I love how you capture that moment....that tensing of a woman's flesh as a whisper causes their body to clench...just under the skin...and yet - to their core...and they are turned on....suddenly very aware of their desires, and carefully planned actions just before find her suddenly alive in ways that will transform her world....from that point on...forever.

I love how you relived that moment when he saw a woman suddenly swept by her own desires to a place you know she has never been before...and you know that somehow she has always ached for something just like this....and that there can be so many moments...so many very different moments...just like this...as he explores the beauty of the desires he knows are buried deep inside her soul. And I like that hint of his seeing you discover others that can be carefully planted, nurtured, and grown into something amazing for them both.

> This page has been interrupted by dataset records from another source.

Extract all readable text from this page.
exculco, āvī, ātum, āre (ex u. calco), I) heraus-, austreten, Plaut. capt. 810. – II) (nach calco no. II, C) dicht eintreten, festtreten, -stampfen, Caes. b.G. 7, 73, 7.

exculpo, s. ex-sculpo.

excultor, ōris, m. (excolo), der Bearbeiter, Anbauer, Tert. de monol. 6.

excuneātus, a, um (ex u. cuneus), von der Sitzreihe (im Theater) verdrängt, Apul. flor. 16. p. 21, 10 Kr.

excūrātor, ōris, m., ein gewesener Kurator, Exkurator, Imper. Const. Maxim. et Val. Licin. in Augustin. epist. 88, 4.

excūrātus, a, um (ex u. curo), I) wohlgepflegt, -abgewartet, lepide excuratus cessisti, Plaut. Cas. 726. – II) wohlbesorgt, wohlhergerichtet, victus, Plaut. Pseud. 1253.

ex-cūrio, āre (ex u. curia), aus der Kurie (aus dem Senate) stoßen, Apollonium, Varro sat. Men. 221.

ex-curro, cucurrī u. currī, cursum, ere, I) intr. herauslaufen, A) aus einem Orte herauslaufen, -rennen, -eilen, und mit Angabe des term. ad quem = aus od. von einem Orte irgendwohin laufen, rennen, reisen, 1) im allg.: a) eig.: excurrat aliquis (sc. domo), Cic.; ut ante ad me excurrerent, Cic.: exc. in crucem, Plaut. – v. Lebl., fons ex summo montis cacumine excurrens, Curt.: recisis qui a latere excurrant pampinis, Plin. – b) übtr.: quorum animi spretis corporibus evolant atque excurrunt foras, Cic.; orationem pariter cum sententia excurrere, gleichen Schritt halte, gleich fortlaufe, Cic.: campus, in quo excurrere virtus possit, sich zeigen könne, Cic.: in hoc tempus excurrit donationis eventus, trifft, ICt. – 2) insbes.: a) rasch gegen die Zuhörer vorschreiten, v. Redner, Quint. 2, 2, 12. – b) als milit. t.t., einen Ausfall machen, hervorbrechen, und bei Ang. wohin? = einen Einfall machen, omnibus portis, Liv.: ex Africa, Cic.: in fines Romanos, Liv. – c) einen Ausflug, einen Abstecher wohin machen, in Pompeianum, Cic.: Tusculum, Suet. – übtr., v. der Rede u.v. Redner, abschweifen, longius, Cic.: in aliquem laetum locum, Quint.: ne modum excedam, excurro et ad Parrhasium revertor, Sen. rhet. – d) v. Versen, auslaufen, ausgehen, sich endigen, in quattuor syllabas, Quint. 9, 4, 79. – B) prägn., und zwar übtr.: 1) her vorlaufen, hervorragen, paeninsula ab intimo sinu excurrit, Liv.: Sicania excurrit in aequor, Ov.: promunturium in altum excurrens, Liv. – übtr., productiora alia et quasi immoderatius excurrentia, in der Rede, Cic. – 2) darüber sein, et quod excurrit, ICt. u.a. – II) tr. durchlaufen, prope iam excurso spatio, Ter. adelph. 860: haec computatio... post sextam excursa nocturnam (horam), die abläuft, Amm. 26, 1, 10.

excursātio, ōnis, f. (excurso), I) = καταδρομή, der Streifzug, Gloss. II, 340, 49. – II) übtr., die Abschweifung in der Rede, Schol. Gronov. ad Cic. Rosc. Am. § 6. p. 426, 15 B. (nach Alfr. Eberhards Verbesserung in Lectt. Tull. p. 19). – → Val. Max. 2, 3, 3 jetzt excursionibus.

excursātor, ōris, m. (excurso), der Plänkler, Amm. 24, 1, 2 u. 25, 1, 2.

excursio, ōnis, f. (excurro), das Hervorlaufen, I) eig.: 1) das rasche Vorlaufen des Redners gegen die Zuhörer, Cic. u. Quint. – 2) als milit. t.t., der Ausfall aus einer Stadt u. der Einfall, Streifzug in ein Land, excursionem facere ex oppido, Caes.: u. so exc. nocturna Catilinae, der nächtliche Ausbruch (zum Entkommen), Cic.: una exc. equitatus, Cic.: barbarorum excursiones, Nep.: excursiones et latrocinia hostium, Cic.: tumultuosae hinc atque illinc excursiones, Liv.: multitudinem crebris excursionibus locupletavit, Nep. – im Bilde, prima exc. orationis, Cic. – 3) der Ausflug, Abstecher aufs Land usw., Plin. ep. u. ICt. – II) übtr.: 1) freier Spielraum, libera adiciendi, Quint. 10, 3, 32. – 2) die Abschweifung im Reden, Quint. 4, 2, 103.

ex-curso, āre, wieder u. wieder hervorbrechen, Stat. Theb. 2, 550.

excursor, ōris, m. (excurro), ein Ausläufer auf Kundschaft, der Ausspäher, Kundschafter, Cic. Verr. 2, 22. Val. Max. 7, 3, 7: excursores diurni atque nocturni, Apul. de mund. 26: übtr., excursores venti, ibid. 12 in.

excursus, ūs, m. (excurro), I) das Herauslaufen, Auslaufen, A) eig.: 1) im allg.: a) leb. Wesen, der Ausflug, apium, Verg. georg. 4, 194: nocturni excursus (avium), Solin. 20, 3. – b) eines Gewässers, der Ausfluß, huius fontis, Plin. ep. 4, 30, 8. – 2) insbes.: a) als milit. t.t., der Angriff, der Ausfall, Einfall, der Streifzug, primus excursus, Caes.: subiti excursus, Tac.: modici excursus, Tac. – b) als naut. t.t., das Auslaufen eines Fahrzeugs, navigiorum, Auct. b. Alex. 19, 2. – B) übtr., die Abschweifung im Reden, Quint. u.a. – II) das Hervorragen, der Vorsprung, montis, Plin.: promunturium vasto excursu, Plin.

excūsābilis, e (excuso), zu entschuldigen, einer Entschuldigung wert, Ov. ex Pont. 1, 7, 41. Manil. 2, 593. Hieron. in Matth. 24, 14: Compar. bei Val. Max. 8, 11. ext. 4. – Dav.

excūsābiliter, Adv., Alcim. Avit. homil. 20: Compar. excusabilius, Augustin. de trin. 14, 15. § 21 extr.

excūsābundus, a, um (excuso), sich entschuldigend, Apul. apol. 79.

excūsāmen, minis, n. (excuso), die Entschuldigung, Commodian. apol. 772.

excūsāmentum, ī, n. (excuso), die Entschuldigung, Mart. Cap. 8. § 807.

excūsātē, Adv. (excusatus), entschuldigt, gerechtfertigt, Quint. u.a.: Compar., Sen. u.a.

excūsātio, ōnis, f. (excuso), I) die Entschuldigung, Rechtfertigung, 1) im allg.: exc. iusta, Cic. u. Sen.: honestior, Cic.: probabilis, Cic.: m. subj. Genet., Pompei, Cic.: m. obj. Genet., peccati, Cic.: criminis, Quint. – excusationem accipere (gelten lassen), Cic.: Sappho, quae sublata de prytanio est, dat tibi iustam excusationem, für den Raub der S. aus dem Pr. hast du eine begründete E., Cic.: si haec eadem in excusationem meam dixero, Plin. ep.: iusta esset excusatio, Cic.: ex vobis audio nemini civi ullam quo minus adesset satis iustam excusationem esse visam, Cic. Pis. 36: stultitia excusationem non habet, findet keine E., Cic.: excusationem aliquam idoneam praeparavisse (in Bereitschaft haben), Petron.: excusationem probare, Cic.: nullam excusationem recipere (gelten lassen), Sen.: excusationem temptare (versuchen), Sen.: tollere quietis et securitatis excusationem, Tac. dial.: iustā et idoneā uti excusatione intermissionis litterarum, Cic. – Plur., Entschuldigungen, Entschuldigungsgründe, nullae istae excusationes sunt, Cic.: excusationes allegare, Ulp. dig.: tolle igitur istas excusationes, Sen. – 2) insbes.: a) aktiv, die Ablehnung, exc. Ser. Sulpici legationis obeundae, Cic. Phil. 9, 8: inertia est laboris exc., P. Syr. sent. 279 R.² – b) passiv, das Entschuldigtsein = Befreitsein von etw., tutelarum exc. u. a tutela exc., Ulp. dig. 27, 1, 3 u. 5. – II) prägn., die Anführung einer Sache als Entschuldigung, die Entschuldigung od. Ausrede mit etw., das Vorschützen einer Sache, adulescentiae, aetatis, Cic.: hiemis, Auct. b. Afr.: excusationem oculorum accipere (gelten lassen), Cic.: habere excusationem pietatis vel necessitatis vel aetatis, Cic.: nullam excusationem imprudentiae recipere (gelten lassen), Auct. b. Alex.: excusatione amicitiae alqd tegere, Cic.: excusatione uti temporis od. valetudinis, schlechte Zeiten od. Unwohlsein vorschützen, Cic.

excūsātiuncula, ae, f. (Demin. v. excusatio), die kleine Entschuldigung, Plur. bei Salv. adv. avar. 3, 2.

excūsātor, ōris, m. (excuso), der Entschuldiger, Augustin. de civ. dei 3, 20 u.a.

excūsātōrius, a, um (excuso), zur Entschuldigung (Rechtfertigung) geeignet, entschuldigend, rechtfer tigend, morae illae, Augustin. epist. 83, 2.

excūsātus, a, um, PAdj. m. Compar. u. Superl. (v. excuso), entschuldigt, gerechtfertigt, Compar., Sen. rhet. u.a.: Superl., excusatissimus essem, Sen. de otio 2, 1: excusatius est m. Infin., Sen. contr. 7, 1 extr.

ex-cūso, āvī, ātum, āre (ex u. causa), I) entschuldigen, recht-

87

I love that sense of "energy" that fills the air when she suddenly realizes she is so completely and deeply immersed in her own desires that there is no hope of ever returning to the innocence of "what was" before this moment....but that does not matter. ...that sense of knowing that - for now - this is where she BELONGS!

Yes, I do read it (and relate) from a place somewhere on the other side of this man's brush than you, and I do think you've captured the beauty and the art of it quite splendidly!

I will be sharing this post with a very special woman I know....someone who can very much appreciate what is written here.

You have done well. I very much like that you shared this here.

Amazing recount of a very personal journey. Many stories are told here on EP. Very few open up and bare their soul. Your master was masterful in his technique. He was an artist on your soul and psyche. It is sad that you could not remain together. But glorious that you found a soulmate for a time. Thank you for sharing this with us.

wow ! what an intense passionate revealing story ! did you find another dom to serve when you returned to the US? very well written and exciting ! kudos !

Your experience as described is a beginning of a journey for you into the satisfaction of your desires. Once awakened these desires are very diffocult to supress. In your further exploration of the D/s lifestyle exercise good judgement in finding a partner that can meet your needs and demonstrate respect for your limits. There are too many "Doms" in the world that have zero experience and less than zero respect for you as a person let alone as a submissive.

Yes, I've met those that are not respectful and have warped ideas about what being a Dom means. I've listened to my gut instinct and have steered clear so far. I hope that good judgement and common sense always lead me. Thanks for your very insightful reply!

What an amazing experience. Yes, it does seem to have been your awakening to your inner desires.